“It’s morbid to think that a consumer will get her money’s worth only if she dies by a certain date,” the Los Angeles Times’ David Lazarus writes, but Chase Bank thinks it’s just fine.
Chase offers credit card insurance of sorts called Payment Protector, Lazarus says. For a monthly fee, less than 1 percent of the card balance, cardholders are protected against job loss, illness and disability. Under the program, payments can be deferred up to two years. In case of death, balances up to $25,000 are forgiven.
That makes 95-year-old Dorothy Cross worth more dead than alive, Lazarus says, and she likes it that way. Cross has a balance of more than $38,000 across three Chase cards, and she’s been paying for the protection for about 10 years. She’s spent more than $16,000 to maintain the protection on her cards.
And now Chase is cutting her — and many others — off.

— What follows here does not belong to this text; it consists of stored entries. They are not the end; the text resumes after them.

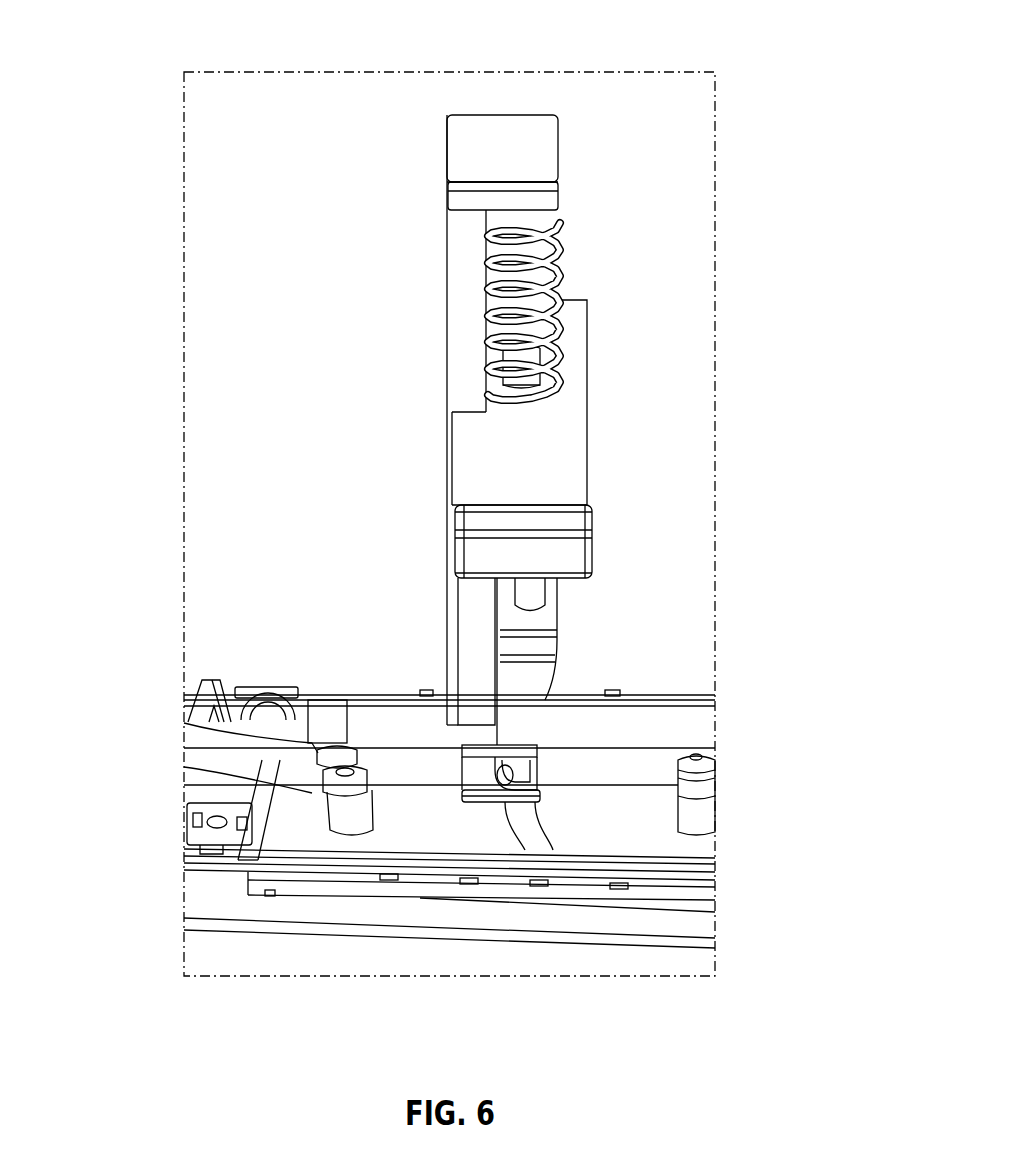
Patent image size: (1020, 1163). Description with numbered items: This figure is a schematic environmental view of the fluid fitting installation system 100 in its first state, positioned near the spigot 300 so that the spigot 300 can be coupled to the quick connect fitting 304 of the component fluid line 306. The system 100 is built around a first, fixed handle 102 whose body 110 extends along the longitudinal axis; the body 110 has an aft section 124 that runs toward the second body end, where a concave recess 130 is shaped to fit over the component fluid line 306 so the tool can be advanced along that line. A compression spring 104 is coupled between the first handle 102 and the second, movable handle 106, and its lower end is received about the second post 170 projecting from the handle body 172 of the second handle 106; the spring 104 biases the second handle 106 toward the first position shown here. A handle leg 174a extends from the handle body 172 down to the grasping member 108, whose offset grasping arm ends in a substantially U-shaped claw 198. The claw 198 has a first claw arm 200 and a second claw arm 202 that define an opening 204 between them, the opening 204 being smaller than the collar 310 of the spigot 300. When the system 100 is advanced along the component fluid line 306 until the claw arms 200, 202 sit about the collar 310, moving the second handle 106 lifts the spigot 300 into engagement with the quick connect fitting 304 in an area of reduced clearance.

The fluid fitting installation system 100 is at (434, 98).
The first handle 102 is at (437, 430).
The spring 104 is at (566, 250).
The second handle 106 is at (598, 428).
The grasping member 108 is at (562, 772).
The body 110 is at (420, 236).
The aft section 124 is at (468, 603).
The recess 130 is at (420, 690).
The second post 170 is at (555, 355).
The handle body 172 is at (598, 405).
The handle leg 174a is at (528, 593).
The claw 198 is at (482, 810).
The first claw arm 200 is at (492, 795).
The second claw arm 202 is at (462, 770).
The opening 204 is at (492, 770).
The spigot 300 is at (323, 815).
The quick connect fitting 304 is at (300, 700).
The component fluid line 306 is at (682, 727).
The collar 310 is at (332, 762).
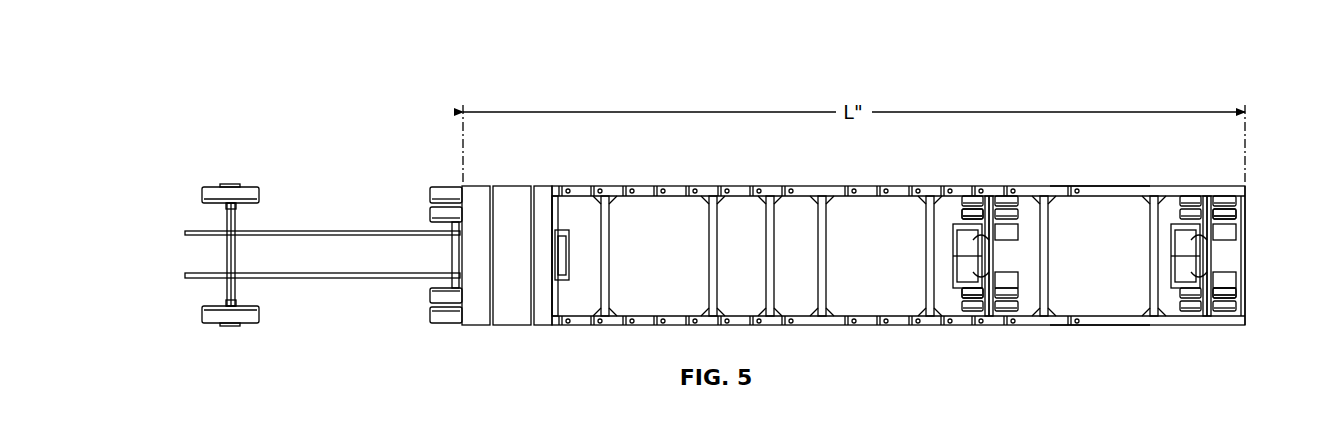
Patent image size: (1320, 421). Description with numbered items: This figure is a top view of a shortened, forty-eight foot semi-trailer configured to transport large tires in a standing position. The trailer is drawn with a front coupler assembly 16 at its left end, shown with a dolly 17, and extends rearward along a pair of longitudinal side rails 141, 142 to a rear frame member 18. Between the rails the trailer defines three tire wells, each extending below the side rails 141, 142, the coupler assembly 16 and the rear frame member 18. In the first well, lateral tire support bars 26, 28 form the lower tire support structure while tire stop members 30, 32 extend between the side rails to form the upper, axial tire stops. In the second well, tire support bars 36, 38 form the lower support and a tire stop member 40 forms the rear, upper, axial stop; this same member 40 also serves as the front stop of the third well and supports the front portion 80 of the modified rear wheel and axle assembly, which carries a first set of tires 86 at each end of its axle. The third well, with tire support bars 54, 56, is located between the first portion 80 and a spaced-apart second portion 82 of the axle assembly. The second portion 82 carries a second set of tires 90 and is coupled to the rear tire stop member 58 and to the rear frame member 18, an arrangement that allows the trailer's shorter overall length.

The dolly 17 is at (298, 222).
The coupler assembly 16 is at (458, 258).
The tire stop member 30 is at (557, 212).
The tire support member 26 is at (607, 270).
The tire support member 28 is at (716, 255).
The tire stop member 32 is at (771, 247).
The tire support member 36 is at (823, 247).
The tire support member 38 is at (931, 248).
The tire stop member 40 is at (987, 257).
The tire support member 54 is at (1045, 228).
The tire support member 56 is at (1154, 247).
The tire stop member 58 is at (1204, 196).
The first portion 80 is at (989, 330).
The second portion 82 is at (1218, 330).
The first set of tires 86 is at (1008, 213).
The second set of tires 90 is at (1232, 213).
The rear frame member 18 is at (1243, 253).
The side rail 141 is at (1110, 322).
The side rail 142 is at (1117, 190).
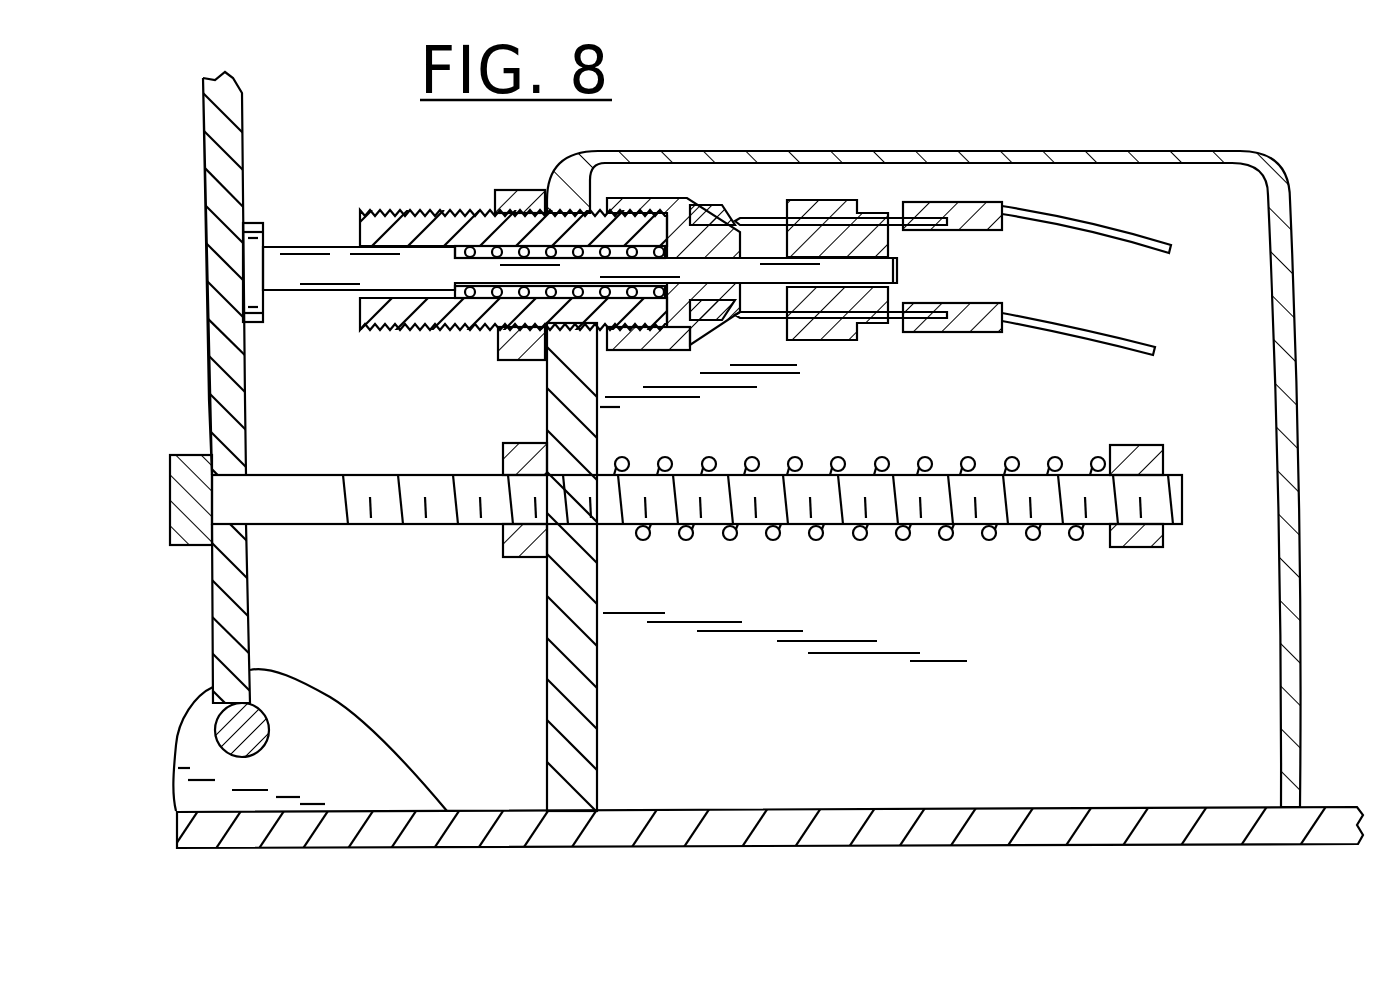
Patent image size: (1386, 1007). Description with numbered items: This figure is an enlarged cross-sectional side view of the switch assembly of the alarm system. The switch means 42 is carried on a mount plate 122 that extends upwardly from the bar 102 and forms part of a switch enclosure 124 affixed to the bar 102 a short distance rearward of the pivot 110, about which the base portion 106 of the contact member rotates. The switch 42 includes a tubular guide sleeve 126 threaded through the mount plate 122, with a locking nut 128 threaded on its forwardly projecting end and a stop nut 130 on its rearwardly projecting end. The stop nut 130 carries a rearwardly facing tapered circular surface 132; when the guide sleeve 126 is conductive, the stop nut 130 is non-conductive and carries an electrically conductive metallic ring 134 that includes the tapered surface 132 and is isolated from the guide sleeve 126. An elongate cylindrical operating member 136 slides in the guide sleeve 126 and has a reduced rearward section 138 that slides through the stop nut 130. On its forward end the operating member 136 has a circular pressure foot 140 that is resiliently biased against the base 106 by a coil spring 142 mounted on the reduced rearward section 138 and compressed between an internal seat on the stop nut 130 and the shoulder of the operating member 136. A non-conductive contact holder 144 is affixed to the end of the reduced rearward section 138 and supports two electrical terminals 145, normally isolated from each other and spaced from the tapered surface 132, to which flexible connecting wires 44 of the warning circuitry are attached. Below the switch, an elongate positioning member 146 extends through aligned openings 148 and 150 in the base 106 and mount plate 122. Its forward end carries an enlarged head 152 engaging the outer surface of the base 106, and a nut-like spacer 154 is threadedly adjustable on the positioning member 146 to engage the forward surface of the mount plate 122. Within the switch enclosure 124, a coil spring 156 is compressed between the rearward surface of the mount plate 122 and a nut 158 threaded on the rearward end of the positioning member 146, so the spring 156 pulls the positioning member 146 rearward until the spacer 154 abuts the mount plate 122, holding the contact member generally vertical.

The switch means 42 is at (478, 205).
The flexible connecting wires 44 is at (1135, 250).
The bar 102 is at (890, 808).
The base portion 106 is at (232, 163).
The pivot 110 is at (262, 720).
The mount plate 122 is at (597, 728).
The switch enclosure 124 is at (1000, 162).
The tubular guide sleeve 126 is at (365, 318).
The locking nut 128 is at (520, 195).
The stop nut 130 is at (690, 348).
The tapered circular surface 132 is at (723, 330).
The electrically conductive metallic ring 134 is at (715, 213).
The operating member 136 is at (297, 253).
The reduced rearward section 138 is at (510, 292).
The pressure foot 140 is at (245, 272).
The coil spring 142 is at (520, 352).
The contact holder 144 is at (835, 232).
The electrical terminals 145 is at (895, 250).
The positioning member 146 is at (375, 475).
The opening 148 is at (238, 527).
The opening 150 is at (603, 515).
The enlarged head 152 is at (180, 482).
The nut-like spacer 154 is at (520, 557).
The coil spring 156 is at (940, 540).
The nut 158 is at (1145, 548).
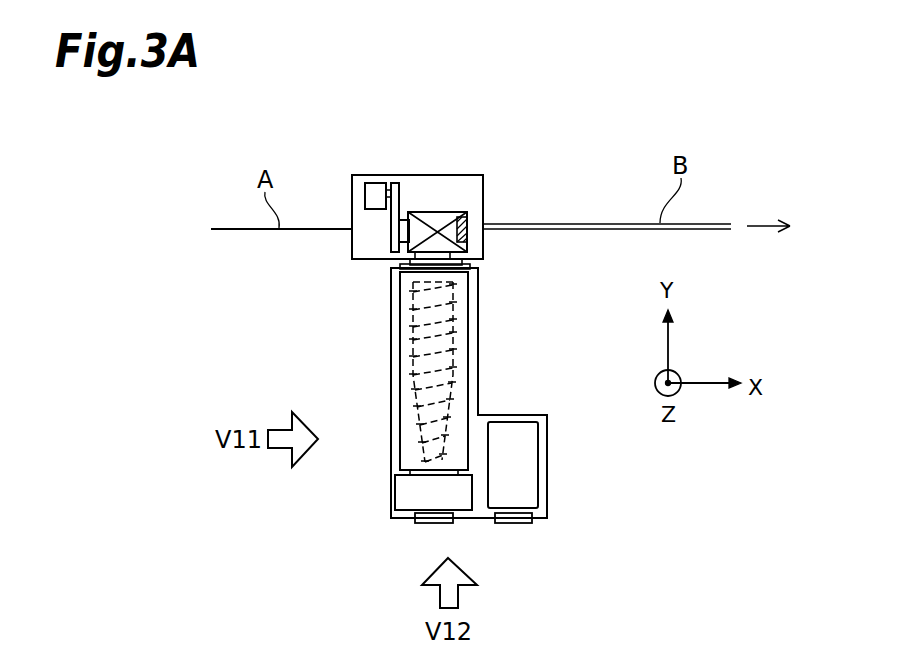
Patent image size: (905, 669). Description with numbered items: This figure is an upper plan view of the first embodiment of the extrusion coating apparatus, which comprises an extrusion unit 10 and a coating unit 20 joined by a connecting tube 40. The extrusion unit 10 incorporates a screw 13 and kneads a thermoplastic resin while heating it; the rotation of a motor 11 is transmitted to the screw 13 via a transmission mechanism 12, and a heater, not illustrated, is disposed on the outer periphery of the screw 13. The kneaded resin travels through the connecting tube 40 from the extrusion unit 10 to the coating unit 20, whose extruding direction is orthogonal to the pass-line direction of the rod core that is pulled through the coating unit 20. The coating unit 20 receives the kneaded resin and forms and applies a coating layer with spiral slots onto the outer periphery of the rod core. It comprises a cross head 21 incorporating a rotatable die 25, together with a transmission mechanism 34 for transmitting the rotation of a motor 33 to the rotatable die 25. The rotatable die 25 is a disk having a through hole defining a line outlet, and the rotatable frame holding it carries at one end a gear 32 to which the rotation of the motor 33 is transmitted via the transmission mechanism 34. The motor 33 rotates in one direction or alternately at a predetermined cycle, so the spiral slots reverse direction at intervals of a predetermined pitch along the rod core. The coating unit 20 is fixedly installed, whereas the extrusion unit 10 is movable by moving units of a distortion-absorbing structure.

The extrusion unit 10 is at (497, 345).
The motor 11 is at (532, 465).
The transmission mechanism 12 is at (456, 518).
The screw 13 is at (413, 375).
The coating unit 20 is at (453, 175).
The cross head 21 is at (456, 211).
The rotatable die 25 is at (466, 228).
The gear 32 is at (391, 235).
The motor 33 is at (376, 182).
The transmission mechanism 34 is at (402, 190).
The connecting tube 40 is at (462, 256).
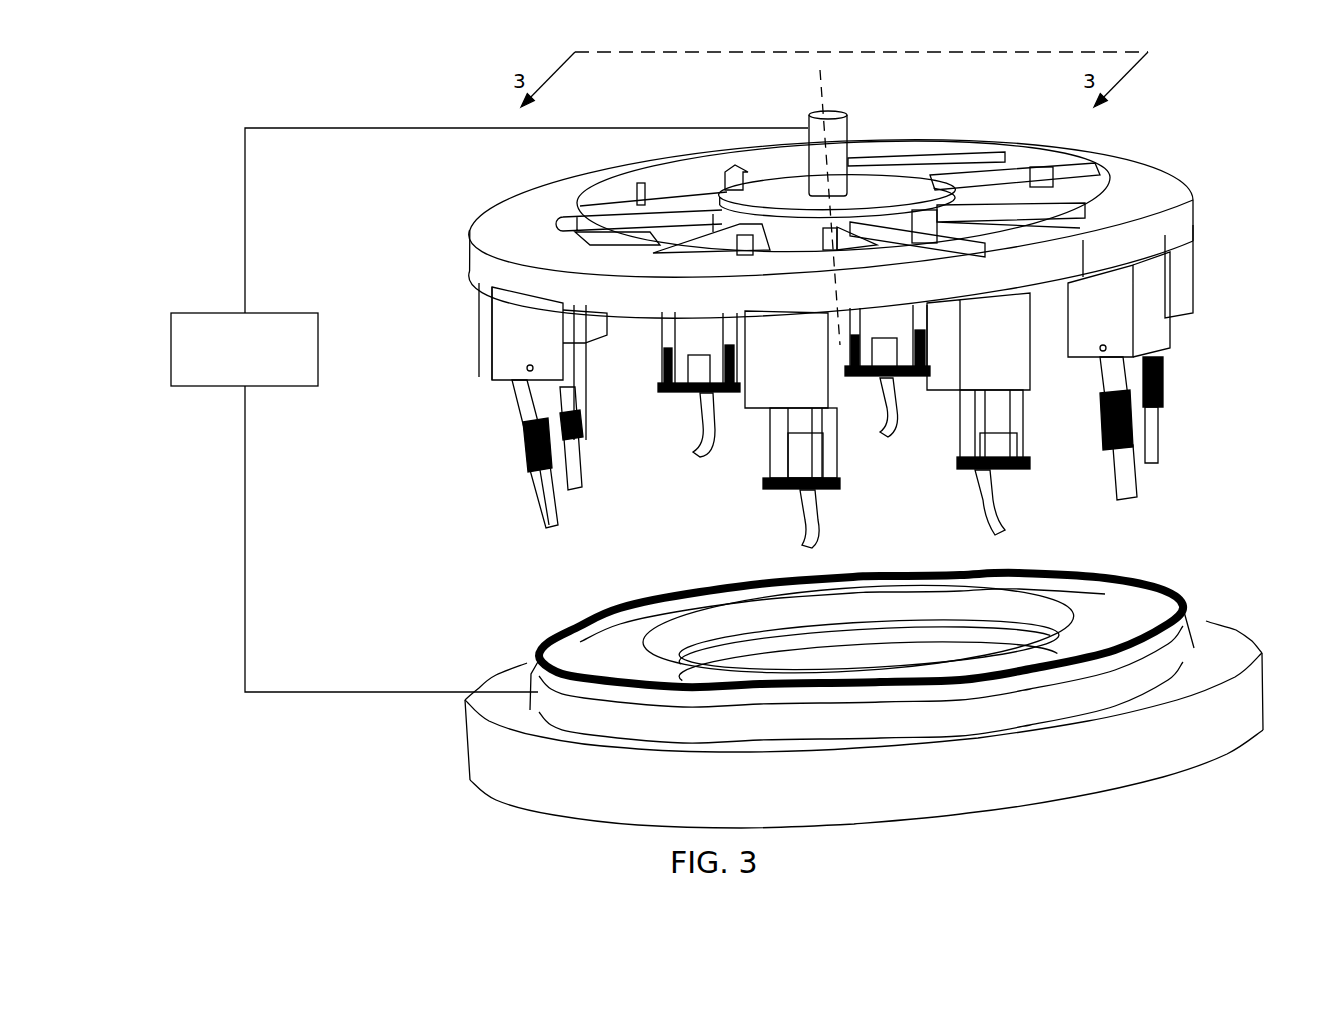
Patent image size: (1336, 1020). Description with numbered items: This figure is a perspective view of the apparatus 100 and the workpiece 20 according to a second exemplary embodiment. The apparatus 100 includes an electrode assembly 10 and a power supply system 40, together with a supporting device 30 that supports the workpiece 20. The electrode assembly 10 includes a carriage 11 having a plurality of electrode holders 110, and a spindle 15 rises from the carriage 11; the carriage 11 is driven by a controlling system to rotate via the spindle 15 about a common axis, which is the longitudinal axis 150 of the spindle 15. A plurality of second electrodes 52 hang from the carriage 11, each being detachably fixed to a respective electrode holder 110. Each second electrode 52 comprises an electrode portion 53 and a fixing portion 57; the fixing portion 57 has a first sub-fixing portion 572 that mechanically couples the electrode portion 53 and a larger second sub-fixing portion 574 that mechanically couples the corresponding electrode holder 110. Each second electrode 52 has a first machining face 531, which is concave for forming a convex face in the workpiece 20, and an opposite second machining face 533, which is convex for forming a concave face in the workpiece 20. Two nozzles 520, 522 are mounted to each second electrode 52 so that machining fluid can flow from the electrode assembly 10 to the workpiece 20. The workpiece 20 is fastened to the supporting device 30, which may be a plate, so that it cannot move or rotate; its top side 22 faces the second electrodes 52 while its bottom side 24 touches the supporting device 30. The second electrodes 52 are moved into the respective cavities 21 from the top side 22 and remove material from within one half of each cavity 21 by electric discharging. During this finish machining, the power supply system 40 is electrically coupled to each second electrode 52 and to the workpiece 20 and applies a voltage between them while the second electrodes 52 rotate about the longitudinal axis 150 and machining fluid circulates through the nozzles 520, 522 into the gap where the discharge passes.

The apparatus 100 is at (211, 114).
The electrode assembly 10 is at (1192, 166).
The carriage 11 is at (1118, 166).
The spindle 15 is at (837, 128).
The longitudinal axis 150 is at (822, 97).
The electrode holder 110 is at (480, 292).
The power supply system 40 is at (288, 313).
The second electrode 52 is at (368, 397).
The fixing portion 57 is at (418, 356).
The second sub-fixing portion 574 is at (510, 347).
The first sub-fixing portion 572 is at (533, 400).
The electrode portion 53 is at (540, 490).
The second machining face 533 is at (800, 522).
The first machining face 531 is at (808, 515).
The nozzle 520 is at (958, 465).
The nozzle 522 is at (1027, 455).
The workpiece 20 is at (1185, 596).
The cavity 21 is at (782, 690).
The top side 22 is at (560, 667).
The bottom side 24 is at (620, 735).
The supporting device 30 is at (1248, 630).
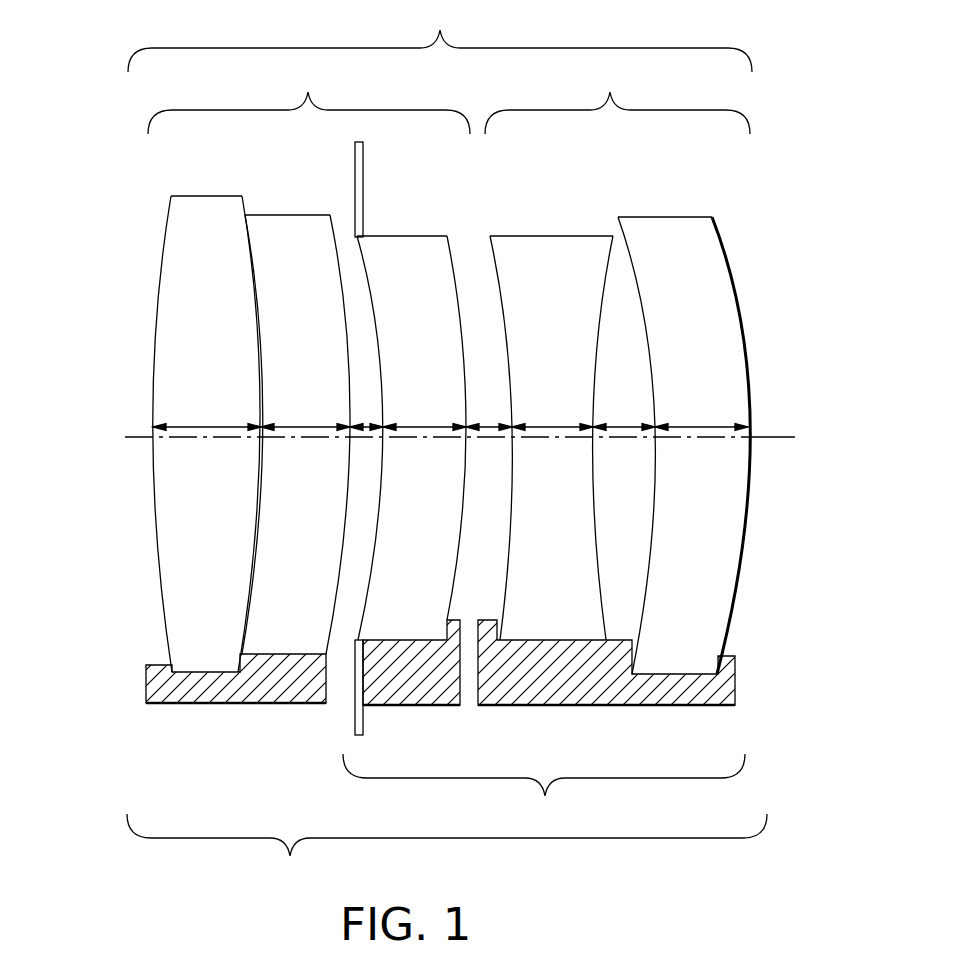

The bank is ending the program June 1, Lazarus says. The bank is giving customers who already have the service free enrollment until then. But that’s small compensation to people who don’t plan on dying in the next nine months and have already poured thousands into the program instead of paying down their balances.
Chase and other credit card companies, including Bank of America, American Express and Capital One, are eager to get out of payment protection because the Consumer Financial Protection Bureau has been handing out fines for deceptively marketing credit card add-on products, Lazarus says. The contract for Payment Protector says the bank can change the deal at any time.